Voice/Vision Holocaust Survivor Oral History Archive

Ruth Kent - May 4, 1982

Relocating to the Ghetto

What did you think was happening to them?

Well we sort of were told that they were going to a working camp but basically no one asked for an explanation and no one was given an explanation and you were just hoping that you won't be next to be taken but I know the doctors were all taken and the lawyers and the teachers were taken away soon after the Germans occupied our city.

So she, she turned out to be an anti-Semite?

Oh, she turned out to be the worst.

Did any, any non-Jews help you out that you knew before?
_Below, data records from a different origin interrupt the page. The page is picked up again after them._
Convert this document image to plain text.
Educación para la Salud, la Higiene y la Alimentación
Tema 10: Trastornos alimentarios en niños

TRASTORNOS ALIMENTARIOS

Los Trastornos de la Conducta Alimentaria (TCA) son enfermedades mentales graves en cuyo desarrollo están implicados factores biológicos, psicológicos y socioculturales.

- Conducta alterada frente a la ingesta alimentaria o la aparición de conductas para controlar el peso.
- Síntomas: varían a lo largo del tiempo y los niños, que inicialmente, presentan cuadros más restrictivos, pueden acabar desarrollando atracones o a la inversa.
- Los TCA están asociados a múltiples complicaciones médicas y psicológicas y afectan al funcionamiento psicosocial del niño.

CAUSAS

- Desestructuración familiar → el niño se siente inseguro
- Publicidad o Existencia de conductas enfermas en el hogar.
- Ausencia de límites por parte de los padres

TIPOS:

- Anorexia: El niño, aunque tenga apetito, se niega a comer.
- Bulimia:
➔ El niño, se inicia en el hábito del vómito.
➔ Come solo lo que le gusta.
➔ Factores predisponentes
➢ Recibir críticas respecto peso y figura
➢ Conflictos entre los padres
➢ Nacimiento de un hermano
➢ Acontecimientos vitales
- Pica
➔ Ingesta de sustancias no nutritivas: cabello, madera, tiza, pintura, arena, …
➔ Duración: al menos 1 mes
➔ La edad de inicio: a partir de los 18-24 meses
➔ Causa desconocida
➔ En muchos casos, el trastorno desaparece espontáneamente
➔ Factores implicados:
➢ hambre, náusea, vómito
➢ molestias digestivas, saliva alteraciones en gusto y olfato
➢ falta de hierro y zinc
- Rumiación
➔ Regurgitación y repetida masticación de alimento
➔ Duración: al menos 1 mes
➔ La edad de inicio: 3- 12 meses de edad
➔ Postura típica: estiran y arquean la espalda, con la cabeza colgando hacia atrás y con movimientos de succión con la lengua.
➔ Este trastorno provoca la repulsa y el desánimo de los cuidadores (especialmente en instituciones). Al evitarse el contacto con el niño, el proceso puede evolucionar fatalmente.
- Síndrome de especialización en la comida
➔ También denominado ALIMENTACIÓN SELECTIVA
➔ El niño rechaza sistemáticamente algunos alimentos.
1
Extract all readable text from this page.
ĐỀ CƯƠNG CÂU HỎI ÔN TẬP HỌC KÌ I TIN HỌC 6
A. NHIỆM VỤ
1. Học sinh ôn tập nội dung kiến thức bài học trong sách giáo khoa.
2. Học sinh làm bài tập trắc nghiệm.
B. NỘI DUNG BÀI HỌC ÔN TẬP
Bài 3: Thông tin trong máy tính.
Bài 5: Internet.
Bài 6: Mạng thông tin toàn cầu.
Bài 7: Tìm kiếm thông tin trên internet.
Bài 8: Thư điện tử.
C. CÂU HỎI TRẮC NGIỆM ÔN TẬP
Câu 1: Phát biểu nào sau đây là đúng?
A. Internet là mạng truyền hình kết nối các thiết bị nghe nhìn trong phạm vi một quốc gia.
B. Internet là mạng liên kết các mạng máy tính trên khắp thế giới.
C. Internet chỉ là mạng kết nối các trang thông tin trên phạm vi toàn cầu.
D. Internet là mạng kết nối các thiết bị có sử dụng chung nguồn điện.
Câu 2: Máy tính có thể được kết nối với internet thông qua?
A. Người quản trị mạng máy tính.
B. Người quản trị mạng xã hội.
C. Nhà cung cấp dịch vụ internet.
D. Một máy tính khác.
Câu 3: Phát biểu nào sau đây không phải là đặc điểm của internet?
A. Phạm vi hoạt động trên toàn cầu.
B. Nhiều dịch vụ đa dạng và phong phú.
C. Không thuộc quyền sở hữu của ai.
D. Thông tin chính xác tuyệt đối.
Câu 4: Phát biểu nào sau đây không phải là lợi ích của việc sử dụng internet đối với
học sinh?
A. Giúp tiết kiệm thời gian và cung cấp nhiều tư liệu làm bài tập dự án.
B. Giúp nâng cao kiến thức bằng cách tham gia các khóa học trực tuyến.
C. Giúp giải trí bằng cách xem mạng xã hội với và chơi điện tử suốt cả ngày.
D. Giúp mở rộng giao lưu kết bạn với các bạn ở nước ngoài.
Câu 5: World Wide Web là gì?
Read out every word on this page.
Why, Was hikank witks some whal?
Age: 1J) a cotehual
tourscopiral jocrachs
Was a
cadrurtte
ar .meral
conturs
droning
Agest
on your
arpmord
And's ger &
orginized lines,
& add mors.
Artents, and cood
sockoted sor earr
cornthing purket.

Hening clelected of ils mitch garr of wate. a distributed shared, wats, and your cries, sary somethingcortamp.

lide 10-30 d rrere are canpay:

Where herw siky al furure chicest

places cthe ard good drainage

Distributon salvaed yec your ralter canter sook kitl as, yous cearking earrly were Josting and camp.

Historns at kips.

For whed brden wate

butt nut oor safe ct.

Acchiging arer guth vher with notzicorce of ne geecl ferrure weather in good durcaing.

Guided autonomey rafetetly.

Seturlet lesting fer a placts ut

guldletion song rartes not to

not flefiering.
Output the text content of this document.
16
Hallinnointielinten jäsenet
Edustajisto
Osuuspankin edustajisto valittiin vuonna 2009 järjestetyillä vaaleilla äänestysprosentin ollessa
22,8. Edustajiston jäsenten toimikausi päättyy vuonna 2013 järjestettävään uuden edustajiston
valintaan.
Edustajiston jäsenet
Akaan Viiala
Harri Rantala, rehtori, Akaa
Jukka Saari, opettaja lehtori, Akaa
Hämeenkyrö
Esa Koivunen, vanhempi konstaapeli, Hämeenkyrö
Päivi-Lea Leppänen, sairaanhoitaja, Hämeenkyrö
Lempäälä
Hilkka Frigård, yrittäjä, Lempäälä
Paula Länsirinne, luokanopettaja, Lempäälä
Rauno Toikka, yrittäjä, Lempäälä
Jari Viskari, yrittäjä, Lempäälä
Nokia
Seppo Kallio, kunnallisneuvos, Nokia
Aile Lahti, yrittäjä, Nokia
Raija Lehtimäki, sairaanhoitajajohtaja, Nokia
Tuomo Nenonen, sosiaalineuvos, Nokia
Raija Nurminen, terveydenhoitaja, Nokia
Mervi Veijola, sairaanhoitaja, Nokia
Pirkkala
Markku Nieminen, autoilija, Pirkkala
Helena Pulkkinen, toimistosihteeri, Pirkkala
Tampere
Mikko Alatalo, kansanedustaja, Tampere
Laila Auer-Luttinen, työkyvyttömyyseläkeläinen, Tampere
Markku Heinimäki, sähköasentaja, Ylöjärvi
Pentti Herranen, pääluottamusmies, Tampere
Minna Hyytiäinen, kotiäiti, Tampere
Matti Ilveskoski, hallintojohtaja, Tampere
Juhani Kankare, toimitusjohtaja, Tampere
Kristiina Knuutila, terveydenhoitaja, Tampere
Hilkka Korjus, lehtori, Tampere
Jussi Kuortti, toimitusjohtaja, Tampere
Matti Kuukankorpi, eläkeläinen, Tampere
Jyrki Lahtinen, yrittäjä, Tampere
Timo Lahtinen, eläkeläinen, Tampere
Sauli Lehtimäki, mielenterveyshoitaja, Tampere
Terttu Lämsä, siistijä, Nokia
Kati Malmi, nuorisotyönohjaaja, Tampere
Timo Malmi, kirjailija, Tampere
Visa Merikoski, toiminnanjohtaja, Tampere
Um, no, no emphatically no, no one helped us out. In fact I came upon this anti-Semite, this maid of ours years later um, which was a different story. Um, and my heart was always worried about this woman because even then I thought she would take a knife. I was forced to sleep at her home, I was forced, it was my only way of having a home or a bed or anywhere and I was afraid she was going to kill me during the night make up for the chance she didn't get when the Germans occupied our home. And so we went to the ghetto the whole family we shared, at first uh, my cousin Franka's--her parent's home, they took us in very graciously and we stayed with them for a little bit in Limanowskiego I think she lived 13 eventually we were, we found a room across the street which was 15. Uh, just before we were leaving for the um, for the ghetto, my aunt Franka's mother suggested that my mother would pack all our belongings--our furs or some diamonds incidentally, we had some diamonds and my mother mounted a diamond in my heel of all the children she put the diamond in my shoe, in my heel, 'cause she knew she could trust me uh, because my aunt thought that maybe that I and my little brother would go away with Mala and her two younger brothers and a little sister into the country and...

Mala is a cousin?

Ma... Mala is a cousin, yeah.

[interruption in interview] My mother spent a couple sleepless night 'cause her heart did not tell her to let us go and she made a decision in the morning and she says no, wherever I'm going my children will go. It was just a question of my uh, little brother and I to send into the country and she decided not to. And my whole family uh, went into the uh, ghetto as I said or to ??? they took our home away, our furniture and uh, we finally found a room in the ghetto.

Do you remember when that was approximately when it was?

It must have been like the middle of um, uh, 1940, maybe um, or maybe...

In the wintertime?

The beginning almost of 1940, so yeah.